Site icon ghibahin.id

Petualangan Emil di Labirin Ajaib (Bagian 1)

Cernak

Foto oleh Matthias Zomer dari Pexels

“Rasa ingin tahunya yang tinggi membuatnya melongokkan matanya mendekat ke permukaan lubang. Hingga Emil melihat ada sesuatu yang bergerak menggeliat-liat di dalam lubang. Emil menjadi semakin penasaran dibuatnya.”

Emil menopang dagu di balik jendela rumahnya. Matanya melihat ke arah luar dan wajahnya tampak murung. Ya, sudah beberapa hari ini hujan deras selalu turun setiap jam satu siang. Itu membuat Emil sedikit kesal karena waktu bermainnya jadi semakin singkat.

Sudah lebih daru satu tahun ini Emil hanya bermain bersama Agra, tetangga samping rumahnya. Emil dan Agra bermain setelah jadwal sekolah daringnya berakhir. Tugas daringnya masih belum terlalu sulit karena mereka masih duduk di bangku kelas dua Sekolah Dasar. Biasanya Emil atau Agra langsung secepat kilat mengambil bola dan memainkannya di jalan beton depan rumah yang lengang selepas kelas daring selesai.

Pandemi yang belum usai ini membuat mereka tidak terlalu bisa bermain jauh, juga tak bisa membuat mereka bermain dengan teman-teman yang lain secara bebas seperti dulu. Banyak teman-temannya yang terpaksa tidak bisa bermain keluar rumah. Sudah begitu hujan sekarang sering turun, membuat Emil hanya bisa menghabiskan waktu di dalam rumah dan bertopang dagu. Persis seperti saat ini.

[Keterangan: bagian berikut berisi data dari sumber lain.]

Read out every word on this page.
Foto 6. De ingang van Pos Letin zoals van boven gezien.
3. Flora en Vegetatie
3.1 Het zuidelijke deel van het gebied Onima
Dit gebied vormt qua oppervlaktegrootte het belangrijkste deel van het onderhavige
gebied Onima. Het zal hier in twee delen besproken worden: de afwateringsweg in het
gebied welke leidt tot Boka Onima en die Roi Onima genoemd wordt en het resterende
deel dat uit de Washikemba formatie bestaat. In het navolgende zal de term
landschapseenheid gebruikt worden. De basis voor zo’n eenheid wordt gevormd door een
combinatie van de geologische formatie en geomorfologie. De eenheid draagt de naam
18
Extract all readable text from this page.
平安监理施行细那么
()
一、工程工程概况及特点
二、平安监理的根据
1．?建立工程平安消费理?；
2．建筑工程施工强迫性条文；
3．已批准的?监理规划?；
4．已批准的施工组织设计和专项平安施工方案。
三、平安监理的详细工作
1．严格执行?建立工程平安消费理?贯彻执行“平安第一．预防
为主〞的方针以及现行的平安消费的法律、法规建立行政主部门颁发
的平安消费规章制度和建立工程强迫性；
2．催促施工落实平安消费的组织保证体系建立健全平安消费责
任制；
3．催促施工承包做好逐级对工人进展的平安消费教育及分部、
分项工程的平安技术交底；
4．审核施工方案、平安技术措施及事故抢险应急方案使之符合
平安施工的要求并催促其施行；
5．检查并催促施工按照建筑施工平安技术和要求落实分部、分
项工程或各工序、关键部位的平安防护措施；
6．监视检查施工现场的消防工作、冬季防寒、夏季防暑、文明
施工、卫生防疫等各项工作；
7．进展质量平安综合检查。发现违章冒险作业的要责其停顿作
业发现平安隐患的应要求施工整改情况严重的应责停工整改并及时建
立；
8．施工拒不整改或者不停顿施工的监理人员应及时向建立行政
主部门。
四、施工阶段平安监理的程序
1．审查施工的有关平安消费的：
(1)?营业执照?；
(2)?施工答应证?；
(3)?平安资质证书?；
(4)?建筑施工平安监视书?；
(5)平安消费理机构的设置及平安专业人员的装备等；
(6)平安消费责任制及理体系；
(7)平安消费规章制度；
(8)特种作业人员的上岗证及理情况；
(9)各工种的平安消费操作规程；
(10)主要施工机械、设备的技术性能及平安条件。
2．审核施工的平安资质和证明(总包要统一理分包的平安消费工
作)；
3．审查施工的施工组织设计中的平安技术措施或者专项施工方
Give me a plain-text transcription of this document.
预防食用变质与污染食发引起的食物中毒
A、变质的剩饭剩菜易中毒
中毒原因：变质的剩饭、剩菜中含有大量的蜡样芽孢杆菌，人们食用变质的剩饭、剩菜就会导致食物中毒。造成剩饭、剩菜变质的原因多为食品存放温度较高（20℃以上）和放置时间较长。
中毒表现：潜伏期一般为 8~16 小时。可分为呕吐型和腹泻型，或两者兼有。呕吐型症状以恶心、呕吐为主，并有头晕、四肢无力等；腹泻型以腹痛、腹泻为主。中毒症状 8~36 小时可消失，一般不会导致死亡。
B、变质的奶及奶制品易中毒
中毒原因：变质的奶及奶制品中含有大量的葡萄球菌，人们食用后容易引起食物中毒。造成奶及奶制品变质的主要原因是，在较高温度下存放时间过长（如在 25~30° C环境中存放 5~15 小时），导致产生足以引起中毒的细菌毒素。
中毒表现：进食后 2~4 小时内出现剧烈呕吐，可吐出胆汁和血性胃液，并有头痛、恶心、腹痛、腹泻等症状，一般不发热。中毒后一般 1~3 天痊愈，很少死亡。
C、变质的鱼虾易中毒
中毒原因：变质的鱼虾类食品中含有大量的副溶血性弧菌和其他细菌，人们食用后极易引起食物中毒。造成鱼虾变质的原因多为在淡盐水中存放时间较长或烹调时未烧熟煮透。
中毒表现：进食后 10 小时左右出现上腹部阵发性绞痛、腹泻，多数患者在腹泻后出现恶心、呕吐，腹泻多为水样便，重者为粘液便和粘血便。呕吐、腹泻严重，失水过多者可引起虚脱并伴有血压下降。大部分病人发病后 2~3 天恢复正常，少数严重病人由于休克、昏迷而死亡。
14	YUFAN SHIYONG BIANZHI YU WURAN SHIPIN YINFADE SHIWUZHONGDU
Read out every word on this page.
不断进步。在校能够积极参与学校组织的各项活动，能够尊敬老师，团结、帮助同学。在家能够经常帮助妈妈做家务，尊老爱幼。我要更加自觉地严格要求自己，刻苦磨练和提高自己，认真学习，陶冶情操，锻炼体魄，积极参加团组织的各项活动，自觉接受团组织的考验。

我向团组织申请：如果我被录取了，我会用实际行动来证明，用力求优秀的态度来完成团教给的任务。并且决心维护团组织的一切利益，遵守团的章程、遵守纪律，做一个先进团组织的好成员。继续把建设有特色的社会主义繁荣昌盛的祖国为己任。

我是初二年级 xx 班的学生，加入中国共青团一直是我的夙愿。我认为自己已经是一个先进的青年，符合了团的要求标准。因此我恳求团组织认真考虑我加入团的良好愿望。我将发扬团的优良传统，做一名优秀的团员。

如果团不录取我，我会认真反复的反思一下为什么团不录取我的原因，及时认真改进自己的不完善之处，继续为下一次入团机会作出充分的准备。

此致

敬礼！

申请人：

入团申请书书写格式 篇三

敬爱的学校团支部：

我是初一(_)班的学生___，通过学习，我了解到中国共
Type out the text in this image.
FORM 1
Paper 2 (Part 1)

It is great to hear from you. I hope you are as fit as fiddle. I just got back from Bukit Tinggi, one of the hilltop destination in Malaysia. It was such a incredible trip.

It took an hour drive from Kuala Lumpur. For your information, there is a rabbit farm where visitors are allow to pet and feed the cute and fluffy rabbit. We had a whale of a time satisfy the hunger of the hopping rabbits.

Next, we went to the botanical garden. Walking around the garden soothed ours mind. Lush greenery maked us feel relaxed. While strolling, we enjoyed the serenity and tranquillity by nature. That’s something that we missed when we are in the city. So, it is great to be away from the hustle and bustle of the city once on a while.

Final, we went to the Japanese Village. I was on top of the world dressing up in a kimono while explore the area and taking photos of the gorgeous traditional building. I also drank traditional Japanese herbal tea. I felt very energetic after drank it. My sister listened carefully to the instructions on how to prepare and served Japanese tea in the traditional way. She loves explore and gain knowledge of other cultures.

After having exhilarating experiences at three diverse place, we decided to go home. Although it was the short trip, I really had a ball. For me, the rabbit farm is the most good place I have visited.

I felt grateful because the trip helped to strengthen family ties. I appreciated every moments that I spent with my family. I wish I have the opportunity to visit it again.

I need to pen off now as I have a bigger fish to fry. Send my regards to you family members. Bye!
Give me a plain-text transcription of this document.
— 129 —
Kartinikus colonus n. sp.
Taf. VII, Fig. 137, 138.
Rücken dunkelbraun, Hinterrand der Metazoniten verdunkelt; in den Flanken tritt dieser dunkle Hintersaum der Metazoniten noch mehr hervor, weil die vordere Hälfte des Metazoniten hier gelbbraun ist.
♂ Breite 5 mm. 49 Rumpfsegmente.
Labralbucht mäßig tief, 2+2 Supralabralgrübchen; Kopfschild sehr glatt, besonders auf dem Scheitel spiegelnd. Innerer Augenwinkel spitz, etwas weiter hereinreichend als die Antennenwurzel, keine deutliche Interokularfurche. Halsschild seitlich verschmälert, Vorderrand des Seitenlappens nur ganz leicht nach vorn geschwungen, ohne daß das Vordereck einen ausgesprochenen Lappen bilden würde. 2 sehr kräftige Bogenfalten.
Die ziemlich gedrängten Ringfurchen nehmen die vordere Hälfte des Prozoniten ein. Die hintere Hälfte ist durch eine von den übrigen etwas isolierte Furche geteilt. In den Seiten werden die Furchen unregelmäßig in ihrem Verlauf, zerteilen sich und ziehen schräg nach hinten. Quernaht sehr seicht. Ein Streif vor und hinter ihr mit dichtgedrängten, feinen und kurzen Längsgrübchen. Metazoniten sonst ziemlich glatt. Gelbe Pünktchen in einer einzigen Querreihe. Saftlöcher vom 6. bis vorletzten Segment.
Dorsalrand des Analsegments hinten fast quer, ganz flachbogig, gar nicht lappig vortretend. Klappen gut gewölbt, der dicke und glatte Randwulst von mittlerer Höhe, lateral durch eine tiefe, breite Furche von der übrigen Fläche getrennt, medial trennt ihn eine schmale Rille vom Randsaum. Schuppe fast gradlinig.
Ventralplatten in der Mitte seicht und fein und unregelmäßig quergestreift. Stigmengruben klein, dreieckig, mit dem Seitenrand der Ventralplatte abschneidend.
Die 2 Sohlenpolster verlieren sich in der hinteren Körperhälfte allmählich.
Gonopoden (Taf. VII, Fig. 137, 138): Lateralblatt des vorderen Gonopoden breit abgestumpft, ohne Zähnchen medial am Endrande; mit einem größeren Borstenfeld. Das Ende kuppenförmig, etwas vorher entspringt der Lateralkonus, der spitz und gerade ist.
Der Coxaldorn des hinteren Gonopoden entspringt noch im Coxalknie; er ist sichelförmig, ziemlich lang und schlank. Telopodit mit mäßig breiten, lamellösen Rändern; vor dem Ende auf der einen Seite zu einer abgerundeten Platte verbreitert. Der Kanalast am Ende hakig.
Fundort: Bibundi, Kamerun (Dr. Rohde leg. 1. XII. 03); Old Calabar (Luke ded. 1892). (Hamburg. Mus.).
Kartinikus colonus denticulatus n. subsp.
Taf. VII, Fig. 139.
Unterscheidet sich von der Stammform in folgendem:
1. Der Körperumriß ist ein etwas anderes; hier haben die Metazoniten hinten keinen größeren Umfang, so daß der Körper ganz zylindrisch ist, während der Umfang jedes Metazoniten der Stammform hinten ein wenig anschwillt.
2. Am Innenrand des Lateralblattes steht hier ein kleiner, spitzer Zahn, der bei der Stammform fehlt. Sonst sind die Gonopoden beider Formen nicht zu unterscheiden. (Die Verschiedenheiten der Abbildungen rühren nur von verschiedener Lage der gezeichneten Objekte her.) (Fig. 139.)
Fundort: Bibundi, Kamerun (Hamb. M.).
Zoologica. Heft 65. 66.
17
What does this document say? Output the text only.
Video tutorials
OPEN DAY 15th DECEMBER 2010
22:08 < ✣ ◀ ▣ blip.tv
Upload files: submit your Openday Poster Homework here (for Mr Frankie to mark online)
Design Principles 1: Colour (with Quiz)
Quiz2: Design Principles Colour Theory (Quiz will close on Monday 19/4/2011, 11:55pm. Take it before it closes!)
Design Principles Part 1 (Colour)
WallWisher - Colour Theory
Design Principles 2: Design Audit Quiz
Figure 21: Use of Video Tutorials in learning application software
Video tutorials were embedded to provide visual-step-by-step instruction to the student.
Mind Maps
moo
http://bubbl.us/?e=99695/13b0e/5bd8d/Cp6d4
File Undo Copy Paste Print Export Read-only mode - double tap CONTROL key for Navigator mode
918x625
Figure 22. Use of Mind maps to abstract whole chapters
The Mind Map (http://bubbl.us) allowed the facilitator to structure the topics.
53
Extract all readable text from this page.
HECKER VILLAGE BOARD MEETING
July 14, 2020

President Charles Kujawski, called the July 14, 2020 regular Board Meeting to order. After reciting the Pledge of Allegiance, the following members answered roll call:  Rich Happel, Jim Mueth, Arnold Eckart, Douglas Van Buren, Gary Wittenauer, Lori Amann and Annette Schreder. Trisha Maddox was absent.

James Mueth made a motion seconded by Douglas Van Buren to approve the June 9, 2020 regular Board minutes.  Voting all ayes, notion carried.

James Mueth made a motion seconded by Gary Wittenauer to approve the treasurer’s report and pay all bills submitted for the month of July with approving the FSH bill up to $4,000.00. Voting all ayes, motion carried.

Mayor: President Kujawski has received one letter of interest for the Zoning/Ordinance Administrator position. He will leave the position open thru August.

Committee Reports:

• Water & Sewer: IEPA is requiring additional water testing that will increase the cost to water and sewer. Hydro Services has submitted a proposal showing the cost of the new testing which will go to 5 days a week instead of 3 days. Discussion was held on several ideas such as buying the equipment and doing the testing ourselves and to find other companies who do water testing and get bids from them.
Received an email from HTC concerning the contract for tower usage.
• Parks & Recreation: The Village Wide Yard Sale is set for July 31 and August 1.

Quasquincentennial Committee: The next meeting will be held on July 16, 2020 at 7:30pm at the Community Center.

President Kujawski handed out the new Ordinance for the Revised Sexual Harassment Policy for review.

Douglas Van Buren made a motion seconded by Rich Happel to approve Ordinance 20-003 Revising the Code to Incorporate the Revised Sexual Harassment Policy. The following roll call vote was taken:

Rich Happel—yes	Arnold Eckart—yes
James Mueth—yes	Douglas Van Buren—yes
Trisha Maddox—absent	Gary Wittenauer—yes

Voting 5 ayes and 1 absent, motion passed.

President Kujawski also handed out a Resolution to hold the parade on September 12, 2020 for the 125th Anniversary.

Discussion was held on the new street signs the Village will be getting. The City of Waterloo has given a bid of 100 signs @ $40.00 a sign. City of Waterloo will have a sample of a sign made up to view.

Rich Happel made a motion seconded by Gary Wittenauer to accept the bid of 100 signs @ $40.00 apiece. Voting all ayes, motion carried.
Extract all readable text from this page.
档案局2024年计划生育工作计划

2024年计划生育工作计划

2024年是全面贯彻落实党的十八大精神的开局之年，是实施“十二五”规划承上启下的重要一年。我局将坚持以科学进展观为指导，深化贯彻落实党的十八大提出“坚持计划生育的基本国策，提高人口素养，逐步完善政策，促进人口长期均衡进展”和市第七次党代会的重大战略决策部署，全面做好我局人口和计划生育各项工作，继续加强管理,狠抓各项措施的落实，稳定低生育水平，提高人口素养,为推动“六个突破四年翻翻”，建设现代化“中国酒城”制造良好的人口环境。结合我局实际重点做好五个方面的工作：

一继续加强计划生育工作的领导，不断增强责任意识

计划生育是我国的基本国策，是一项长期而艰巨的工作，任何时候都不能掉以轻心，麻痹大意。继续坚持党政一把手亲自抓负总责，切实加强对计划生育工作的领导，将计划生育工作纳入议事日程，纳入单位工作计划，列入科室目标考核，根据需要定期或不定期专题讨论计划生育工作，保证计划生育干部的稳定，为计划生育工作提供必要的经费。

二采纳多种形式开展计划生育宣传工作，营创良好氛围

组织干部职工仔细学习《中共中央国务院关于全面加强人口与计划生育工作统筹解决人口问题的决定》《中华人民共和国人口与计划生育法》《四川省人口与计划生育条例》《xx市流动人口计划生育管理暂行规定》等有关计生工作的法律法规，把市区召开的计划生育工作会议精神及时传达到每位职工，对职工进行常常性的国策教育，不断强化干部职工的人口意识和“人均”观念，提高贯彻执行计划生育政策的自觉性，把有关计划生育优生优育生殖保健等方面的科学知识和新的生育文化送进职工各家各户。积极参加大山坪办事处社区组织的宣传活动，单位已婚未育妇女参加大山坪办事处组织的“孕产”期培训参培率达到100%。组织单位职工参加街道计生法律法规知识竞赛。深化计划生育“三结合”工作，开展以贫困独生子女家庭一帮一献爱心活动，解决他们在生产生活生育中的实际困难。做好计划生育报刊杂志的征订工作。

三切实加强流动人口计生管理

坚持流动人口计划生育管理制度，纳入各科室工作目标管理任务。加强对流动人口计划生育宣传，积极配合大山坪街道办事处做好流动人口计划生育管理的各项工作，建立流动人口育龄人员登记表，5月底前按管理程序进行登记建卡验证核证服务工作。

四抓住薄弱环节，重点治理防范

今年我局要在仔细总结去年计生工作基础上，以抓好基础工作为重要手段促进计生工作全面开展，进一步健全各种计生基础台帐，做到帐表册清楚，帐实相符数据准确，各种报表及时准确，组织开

“Lho, sup jagungnya kok belum dimakan, Mil?” Ibu mengagetkan Emil yang melamun.

“Emil bosan, Bu,” keluhnya.

Ibu mendekati Emil dan mengusap-usap lembut rambutnya. “Nanti kalau hujan sudah reda, Ibu ijinkan kamu jalan-jalan sebentar ke luar.”

“Wah, asyiiik! Aku boleh main dengan Agra, Bu? Nanti kami mau lihat apa kami bisa bertemu dengan kecebong-kecebong kecil di parit depan rumah.” Emil tampak antusias.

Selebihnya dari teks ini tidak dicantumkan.